Criteoは、OpenAIとのインテグレーションに関する最新アップデートとして、日本の広告主もCriteoを通じてChatGPT上の広告在庫にアクセスできるようになったと発表しました。米国、オーストラリア、カナダ、ニュージーランドに続き、日本、韓国、英国でも提供対象が広がりました。
CriteoはOpenAI初の広告テクノロジーパートナーとして、ChatGPT内でのAIネイティブな広告体験の提供を進めています。
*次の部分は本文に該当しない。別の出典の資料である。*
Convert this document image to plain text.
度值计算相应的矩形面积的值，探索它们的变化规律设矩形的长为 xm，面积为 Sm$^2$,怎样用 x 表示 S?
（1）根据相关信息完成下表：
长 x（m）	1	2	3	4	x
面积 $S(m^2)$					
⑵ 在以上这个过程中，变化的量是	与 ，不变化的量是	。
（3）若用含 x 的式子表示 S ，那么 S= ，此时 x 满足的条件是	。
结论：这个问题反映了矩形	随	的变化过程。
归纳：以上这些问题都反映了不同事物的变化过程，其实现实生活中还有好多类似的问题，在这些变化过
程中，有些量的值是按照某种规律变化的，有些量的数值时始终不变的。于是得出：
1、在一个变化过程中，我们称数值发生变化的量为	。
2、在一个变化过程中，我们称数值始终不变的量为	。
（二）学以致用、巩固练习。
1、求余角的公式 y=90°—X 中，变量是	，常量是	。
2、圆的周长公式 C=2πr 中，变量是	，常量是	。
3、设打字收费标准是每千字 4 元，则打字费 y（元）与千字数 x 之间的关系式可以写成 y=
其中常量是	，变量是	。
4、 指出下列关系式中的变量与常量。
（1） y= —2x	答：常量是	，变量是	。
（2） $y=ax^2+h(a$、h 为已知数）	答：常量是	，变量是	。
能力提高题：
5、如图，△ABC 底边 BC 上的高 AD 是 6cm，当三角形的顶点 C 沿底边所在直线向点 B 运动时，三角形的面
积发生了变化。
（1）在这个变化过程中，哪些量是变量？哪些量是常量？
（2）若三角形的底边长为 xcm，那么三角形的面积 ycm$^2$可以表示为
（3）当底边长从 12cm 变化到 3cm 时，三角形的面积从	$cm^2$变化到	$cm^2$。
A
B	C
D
同社によると、現在は2,000を超えるブランドがCriteoを通じてChatGPT上で広告を配信しています。
ChatGPTで広告を配信している主な業界は、アパレル、家具・インテリア、家電、自動車、美容です。商品発見や比較検討の段階でAIアシスタントを使う消費者が増える中、会話型AI上の広告接点をどう設計するかが新たなテーマになっています。
Criteoは、ChatGPT Ads経由のトラフィックについて、コンバージョン率が他の流入チャネルを上回り、クリック率も他環境の類似フォーマットと比べて一貫して2~3倍高い水準にあるとしています。さらに、広告経由のChatGPT Adsトラフィックの80%以上が新規顧客によるものだと説明しています。
今回の発表では、Criteoの「Prompt Smart Ads」による成果も示されました。同機能は、カタログデータ、コマースインテリジェンス、プロンプトレベルのインサイトを組み合わせ、ユーザーのクエリ文脈に合わせて広告クリエイティブや商品説明文を自動生成します。
Criteoによると、Prompt Smart Adsを活用したChatGPT内の広告キャンペーンでは、初期テストで配信開始後に約4倍の支出を生み出しました。広告主が会話型AI環境で予算を消化し、投資を拡大する動きが出ていることを示す結果です。
検索広告やSNS広告、リテールメディアに続き、ChatGPTのような対話型AIが広告チャネルとして商用化されつつあります。日本でも配信可能になったことで、AI検索やLLMOの文脈だけでなく、購買行動の中でAIアシスタントがどのように広告接点になるかが問われそうです。